Modify your condition so that you check if the number mod 100 returns 0.

if(number % 100 == 0)
  zeroes += 2
// you do not check for 100s again b/c you had it earlier
else if(number % 10 == 0)
  zeroes++;

Also, you might as well make your # of zeroes variable start at 3, and make your loop with condition unless you want to check for 1000 every time....

// remove the inclusive operator
for(....; i < 1000; ....)

Edit::

I forgot that 0s may exist in numbers such as 101, 903, etc.

To solve that, you would add another condition after your if/else. If number mod 10 does not equal 0 BUT number is below the 10s, you increment by 1.

If you need help, here's a basic approach:

if()
else if()
else if(number % 10 != 0 && number % 100 < 10 && number > 100)

This post has been edited by bcranger: 21 July 2010 - 04:29 AM

[pawanoxy]

m having problem in that code,,,,,m not getting the number of zeros.....n new to c++ and java so can you please help me.....thanks in advance...

[macosxnerd101]

You may want to use Strings here, or at least make more use of the modulus and division operations with ints to extract individual digits. With Strings, you can extract individual chars using the charAt() method, and compare them to '0'. So if you go the int route, I'd do something like this:

public int numZeros(int x){
    int count = 0;

    while(x > 0){
       int digit = x%10; //get the last digit in x, or the remainder when x is divided by 10
       //check to see if digit == 0
       //and increment count if necessary
       //divide x by 10
    }

    return count;
}

[Luckless]

instead of all these elses and if for different conditions, why not have a for loop and one if statement:

    	 //i from our outside loop
         for(int j = 0; j < String.valueOf(i).trim().length(); j++){
    		 if(String.valueOf(i).trim().charAt(j) == '0'){
    			 zeroCounter++;
    		 }
    	 }

if I was going to 101, the numbers are 0,10,20,30,40,50,60,70,80,90,100,101.

12 is our output =)

Ninja'd by Mac. But to go on what he said, This utilizes Strings and doesn't require the mod (though you can easily add that in there)
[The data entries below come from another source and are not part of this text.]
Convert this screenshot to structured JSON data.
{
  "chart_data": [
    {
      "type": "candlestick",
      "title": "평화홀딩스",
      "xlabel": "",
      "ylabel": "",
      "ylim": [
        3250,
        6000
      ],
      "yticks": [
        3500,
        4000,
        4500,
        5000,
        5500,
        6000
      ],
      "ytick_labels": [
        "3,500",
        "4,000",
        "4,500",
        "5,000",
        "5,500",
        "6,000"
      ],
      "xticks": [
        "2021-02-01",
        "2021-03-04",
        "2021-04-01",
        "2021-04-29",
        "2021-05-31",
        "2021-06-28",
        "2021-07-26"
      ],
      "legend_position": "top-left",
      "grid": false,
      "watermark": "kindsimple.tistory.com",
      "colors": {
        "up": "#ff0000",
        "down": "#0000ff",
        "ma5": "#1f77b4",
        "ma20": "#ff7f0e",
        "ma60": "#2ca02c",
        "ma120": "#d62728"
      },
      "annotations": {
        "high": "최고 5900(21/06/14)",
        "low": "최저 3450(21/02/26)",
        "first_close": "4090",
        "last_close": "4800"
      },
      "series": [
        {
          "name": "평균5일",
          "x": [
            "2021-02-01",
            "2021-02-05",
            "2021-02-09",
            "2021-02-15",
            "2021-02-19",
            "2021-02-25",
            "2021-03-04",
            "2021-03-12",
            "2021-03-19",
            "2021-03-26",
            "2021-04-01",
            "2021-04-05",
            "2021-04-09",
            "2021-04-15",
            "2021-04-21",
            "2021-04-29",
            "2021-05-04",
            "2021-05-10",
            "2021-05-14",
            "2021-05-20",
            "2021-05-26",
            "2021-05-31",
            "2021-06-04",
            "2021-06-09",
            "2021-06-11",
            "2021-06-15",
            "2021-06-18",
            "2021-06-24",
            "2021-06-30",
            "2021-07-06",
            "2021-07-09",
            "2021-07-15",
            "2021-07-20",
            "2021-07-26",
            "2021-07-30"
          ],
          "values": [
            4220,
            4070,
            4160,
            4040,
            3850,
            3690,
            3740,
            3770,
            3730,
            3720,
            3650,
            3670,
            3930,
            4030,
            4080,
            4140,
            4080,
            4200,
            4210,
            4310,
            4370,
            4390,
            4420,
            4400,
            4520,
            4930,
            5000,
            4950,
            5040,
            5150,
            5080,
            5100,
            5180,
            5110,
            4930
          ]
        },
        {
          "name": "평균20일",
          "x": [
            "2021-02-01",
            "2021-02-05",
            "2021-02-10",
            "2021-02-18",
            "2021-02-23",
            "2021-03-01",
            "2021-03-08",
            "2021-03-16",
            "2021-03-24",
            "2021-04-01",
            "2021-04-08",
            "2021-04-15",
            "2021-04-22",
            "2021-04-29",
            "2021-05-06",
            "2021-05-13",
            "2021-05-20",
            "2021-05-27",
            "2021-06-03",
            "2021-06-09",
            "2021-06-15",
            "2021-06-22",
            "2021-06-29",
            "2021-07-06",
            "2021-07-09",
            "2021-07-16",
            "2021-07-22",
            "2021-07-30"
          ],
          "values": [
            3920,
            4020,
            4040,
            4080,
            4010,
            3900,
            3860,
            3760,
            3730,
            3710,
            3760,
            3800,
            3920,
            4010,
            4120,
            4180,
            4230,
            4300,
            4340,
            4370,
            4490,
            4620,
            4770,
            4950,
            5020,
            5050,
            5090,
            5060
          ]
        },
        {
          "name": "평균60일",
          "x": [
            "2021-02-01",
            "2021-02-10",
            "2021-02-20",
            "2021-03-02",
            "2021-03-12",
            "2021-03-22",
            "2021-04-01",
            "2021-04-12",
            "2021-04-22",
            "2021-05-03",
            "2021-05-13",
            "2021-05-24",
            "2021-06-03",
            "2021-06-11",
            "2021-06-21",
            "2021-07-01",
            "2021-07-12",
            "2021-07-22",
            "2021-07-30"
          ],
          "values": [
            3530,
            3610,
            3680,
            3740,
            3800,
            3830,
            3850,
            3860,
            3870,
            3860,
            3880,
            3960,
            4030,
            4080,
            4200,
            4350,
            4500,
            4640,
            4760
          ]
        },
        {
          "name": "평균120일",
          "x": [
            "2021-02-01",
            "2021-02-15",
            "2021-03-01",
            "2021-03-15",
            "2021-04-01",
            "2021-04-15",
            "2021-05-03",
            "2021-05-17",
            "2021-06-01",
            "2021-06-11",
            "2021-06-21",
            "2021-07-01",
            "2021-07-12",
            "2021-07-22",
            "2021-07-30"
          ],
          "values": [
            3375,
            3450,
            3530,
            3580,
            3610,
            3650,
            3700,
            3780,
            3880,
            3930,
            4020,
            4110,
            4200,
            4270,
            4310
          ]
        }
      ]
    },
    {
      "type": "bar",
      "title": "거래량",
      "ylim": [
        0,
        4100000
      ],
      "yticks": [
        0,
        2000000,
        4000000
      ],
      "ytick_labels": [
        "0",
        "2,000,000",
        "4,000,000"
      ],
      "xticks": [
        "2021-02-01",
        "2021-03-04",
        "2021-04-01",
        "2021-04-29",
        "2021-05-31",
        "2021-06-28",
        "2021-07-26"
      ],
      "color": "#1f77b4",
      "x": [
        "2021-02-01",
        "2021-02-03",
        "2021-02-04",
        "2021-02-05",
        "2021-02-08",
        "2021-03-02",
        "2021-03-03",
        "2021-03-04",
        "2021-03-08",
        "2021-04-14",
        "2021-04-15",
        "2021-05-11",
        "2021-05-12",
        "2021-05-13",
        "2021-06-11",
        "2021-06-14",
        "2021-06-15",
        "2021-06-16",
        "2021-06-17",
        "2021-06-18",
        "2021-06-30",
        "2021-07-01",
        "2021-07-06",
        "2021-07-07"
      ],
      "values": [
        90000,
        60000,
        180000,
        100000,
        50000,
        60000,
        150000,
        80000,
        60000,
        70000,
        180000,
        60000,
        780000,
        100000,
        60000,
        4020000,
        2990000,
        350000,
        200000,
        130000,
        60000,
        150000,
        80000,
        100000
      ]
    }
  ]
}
This post has been edited by Luckless: 21 July 2010 - 06:33 AM

[macosxnerd101]

Your solution is a little easier to implement, but mine is more memory efficient b/c you don't have to worry about creating n Strings.

[Luckless]

haha, this is true, but I thought I'd show the other way anyways

[macosxnerd101]

Luckless, on 21 July 2010 - 09:36 AM, said:

haha, this is true, but I thought I'd show the other way anyways

[cfoley]

Damn, I thought Macos had posted the String method and I had written up the div...mod method up ready to post. Oh well, I'll post a slight optimisation instead:

while(x > 9){

1..9 have no zeros so once we get down to a single digit we can stop checking. For the set of numbers 1..1000, this removes 1000 div calculations and 1000 mod calculations.

[m-e-g-a-z]

cfoley, on 21 July 2010 - 01:04 PM, said:

Damn, I thought Macos had posted the String method and I had written up the div...mod method up ready to post. Oh well, I'll post a slight optimisation instead:

Always the regex solution left

  int a =40500;
  Pattern p = Pattern.compile("[0]");
  Matcher m = p.matcher(String.valueOf(a));

  int count=0;
      while(m.find()){
         count++;
       }
     System.out.println(count);

[macosxnerd101]

I really need to spend some time picking up regex.

[m-e-g-a-z]

Yeah, it's pretty neat some of the stuff you can do using regex especially when it comes to the use of validation within software.